Another Meeting, Another Tax in Pevely

12 May

Well, almost. In a baby step towards openness, Pevely has started posting bare-bones board of aldermen meeting agendas on the city website. On the May 6 agenda, we see two taxes listed. They were:

  • Reimpose 1/2 cent sales tax City Hall misc.
  • Reimpose 1/2 cent sales tax transportation

I am told that these taxes were not passed at the meeting, but were instead tabled for lack of information. That means that they will probably be back for consideration very soon.

The word “reimpose” is important here. I’m assuming that a “reimposition” means that the city can bypass the Hancock Amendment requirement of a public vote by claiming these taxes were already approved by voters. If this is true, city administrator Terry Thomas and his band of tax-happy alderman can implement this tax with a simple majority vote at an alderman meeting. This is what the city did with the gross receipts tax they recently passed. Since a 5% tax had been approved, and later lowered, they were able to raise it back up to 5% without resident approval.

In my recent post on local sales tax rates, I pointed out that Pevely’s current rate sits at 8.35%. If these two hikes are granted, my math indicates Pevely’s rate will jump to 9.35%, bring it into a tie for highest tax rate in the county with the Arnold Commons area. Pre-emptive congratulations to Pevely.

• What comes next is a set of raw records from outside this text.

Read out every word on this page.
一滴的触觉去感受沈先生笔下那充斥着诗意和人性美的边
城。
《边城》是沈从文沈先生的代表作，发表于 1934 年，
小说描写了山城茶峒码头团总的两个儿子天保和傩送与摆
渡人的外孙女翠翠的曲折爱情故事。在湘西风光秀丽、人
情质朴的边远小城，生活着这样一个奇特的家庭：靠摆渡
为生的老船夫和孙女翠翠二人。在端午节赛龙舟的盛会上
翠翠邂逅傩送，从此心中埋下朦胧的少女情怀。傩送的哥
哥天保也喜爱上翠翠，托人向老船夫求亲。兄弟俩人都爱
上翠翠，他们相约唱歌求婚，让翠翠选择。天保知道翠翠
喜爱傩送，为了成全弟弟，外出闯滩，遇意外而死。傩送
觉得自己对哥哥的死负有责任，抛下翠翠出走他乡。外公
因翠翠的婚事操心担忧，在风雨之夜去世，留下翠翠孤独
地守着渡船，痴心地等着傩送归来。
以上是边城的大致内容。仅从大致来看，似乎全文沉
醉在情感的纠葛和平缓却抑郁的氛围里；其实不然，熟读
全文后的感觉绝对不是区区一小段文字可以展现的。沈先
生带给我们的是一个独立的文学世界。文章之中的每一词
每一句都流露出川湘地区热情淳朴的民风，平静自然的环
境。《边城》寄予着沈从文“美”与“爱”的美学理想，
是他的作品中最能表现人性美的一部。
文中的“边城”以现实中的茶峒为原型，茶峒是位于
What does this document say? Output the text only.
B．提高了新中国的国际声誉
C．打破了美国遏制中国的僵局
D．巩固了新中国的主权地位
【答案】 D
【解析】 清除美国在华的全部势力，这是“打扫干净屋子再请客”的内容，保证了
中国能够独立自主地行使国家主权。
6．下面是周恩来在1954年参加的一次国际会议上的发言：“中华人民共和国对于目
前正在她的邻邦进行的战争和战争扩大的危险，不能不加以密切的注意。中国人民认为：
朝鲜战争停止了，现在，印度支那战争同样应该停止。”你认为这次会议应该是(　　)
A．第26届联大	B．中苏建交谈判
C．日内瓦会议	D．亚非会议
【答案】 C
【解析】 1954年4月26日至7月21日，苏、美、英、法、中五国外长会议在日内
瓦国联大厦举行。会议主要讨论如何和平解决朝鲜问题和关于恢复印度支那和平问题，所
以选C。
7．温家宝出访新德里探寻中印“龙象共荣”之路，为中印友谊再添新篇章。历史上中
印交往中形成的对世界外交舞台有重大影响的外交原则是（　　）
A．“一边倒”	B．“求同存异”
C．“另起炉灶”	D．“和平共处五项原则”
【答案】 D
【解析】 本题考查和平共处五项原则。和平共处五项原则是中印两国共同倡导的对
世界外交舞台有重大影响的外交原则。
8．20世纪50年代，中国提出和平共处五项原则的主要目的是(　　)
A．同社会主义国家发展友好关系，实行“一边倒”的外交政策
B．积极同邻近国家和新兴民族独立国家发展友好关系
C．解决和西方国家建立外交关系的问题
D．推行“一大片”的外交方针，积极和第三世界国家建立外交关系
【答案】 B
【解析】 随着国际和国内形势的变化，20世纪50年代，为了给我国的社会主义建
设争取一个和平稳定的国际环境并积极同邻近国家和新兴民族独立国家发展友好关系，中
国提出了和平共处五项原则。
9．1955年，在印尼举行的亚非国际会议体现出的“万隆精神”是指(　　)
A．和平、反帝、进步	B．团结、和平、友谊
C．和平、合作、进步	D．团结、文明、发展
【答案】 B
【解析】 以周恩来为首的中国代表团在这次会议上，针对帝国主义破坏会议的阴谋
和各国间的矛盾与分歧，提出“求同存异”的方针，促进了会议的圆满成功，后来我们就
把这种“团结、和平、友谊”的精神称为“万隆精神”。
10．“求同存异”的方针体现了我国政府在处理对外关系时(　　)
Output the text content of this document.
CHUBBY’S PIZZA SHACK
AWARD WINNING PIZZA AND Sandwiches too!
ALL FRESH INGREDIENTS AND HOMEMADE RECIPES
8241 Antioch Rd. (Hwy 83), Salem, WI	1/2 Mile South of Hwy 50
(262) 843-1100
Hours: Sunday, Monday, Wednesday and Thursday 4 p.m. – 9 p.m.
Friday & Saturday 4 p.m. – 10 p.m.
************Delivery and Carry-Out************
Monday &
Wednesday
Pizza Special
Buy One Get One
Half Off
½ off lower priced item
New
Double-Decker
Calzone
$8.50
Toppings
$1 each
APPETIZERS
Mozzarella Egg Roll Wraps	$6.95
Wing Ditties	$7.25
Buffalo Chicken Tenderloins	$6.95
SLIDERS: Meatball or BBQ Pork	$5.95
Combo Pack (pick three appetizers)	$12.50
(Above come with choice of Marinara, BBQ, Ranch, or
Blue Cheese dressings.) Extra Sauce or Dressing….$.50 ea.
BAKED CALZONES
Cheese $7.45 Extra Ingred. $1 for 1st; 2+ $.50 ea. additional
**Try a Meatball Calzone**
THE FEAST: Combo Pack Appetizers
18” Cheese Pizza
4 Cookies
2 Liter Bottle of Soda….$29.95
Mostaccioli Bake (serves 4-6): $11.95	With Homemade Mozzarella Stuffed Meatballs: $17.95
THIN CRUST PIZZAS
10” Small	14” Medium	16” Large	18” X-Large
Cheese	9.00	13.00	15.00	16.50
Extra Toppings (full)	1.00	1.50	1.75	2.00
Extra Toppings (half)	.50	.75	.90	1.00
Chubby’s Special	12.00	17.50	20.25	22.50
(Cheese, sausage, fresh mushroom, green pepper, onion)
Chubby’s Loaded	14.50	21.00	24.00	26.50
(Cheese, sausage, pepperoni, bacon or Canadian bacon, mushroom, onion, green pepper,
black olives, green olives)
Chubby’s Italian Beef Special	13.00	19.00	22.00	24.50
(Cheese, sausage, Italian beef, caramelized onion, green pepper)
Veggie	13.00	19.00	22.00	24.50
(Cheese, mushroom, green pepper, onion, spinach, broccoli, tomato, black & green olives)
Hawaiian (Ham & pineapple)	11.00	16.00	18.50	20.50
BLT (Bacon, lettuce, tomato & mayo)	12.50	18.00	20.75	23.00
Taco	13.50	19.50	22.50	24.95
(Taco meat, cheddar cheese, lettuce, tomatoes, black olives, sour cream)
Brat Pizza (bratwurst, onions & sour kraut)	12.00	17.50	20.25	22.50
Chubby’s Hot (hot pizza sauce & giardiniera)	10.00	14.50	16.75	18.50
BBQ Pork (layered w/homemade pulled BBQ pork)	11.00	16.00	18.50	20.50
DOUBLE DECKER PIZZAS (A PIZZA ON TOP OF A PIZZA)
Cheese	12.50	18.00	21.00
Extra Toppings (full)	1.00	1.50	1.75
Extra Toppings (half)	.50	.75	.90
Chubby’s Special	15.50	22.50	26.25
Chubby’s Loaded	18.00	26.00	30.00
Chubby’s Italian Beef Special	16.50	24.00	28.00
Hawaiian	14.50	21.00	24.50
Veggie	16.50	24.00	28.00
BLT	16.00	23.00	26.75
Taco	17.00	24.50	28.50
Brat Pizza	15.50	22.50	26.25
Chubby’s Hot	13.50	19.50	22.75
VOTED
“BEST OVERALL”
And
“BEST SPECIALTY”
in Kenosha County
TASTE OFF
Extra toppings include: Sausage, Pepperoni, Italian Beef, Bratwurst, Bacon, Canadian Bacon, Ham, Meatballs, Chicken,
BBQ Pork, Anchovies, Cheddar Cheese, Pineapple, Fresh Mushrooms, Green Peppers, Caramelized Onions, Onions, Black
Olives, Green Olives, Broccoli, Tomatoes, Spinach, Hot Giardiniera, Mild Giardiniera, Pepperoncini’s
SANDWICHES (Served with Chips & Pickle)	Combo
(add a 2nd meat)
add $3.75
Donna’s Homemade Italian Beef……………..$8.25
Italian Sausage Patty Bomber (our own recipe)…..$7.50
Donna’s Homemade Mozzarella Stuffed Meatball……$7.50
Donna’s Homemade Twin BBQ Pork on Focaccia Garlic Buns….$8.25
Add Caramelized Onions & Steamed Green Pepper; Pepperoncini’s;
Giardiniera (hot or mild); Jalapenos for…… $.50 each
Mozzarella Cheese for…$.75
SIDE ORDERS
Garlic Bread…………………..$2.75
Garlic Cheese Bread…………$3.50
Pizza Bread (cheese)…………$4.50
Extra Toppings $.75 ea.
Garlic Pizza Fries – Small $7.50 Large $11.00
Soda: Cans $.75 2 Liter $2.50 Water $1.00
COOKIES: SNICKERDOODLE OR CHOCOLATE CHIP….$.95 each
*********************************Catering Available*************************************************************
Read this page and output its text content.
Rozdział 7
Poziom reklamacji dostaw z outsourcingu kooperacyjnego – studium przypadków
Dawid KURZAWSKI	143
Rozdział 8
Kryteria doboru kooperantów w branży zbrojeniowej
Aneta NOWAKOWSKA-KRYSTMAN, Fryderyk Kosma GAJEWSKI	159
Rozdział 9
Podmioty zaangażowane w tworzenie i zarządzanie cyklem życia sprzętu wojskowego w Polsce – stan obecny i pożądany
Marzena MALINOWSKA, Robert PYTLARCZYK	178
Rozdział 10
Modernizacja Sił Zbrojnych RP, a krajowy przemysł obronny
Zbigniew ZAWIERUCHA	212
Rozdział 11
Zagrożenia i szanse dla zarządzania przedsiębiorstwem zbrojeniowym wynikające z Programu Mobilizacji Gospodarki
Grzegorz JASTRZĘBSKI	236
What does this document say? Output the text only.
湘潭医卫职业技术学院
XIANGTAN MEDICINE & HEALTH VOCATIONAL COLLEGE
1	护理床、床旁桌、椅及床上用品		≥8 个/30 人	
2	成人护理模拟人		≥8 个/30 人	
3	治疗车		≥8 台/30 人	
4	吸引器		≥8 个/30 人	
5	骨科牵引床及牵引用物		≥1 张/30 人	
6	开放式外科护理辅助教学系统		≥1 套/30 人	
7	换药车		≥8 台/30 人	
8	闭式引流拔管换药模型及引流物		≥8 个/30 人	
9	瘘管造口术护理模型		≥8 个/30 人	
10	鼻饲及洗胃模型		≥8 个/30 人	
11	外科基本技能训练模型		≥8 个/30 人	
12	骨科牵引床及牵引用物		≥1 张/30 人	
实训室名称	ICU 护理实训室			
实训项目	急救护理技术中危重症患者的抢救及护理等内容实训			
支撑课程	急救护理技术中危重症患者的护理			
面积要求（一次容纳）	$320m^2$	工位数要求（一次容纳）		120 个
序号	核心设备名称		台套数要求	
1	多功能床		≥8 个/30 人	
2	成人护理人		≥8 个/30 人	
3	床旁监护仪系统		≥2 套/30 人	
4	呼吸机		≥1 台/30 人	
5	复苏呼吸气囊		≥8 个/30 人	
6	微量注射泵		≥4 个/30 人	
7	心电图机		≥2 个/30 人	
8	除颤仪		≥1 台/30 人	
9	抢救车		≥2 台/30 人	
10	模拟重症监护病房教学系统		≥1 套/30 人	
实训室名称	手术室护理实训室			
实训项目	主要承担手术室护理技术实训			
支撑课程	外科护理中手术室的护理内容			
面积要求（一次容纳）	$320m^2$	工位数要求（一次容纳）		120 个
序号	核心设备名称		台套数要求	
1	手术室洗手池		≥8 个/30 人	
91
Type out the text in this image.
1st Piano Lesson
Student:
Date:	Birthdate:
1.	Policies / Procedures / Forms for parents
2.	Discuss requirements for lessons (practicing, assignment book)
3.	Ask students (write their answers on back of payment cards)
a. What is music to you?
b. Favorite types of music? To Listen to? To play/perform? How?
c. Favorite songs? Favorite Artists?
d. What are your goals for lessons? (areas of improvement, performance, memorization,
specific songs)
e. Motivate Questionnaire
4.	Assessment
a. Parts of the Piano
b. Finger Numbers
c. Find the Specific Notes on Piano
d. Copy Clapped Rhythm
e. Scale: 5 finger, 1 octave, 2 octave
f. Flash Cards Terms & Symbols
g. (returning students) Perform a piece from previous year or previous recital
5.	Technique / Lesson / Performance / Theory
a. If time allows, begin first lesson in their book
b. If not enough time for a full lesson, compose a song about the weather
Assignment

On another Pevely note, the JeffCo Tea Party, which has to its credit been keeping a close eye on the city, reports that “On April 24th the Pevely Alderman at their regular public meeting approached the idea of conducting the meeting without public comment.” The JCTP also reports that Alderman Steve Markus was the only one to vote in favor of this. I can understand this move. When all you do every meeting is raise taxes, the public comment portion of meetings has the potential to get quite rowdy. Best to avoid that unpleasantness. Pevely could merely do what Arnold does to short-circuit public comment – move controversial items ahead of the public comment portion of the agenda, or announce controversial items at the last minute, so people don’t know about them in enough time to raise objections.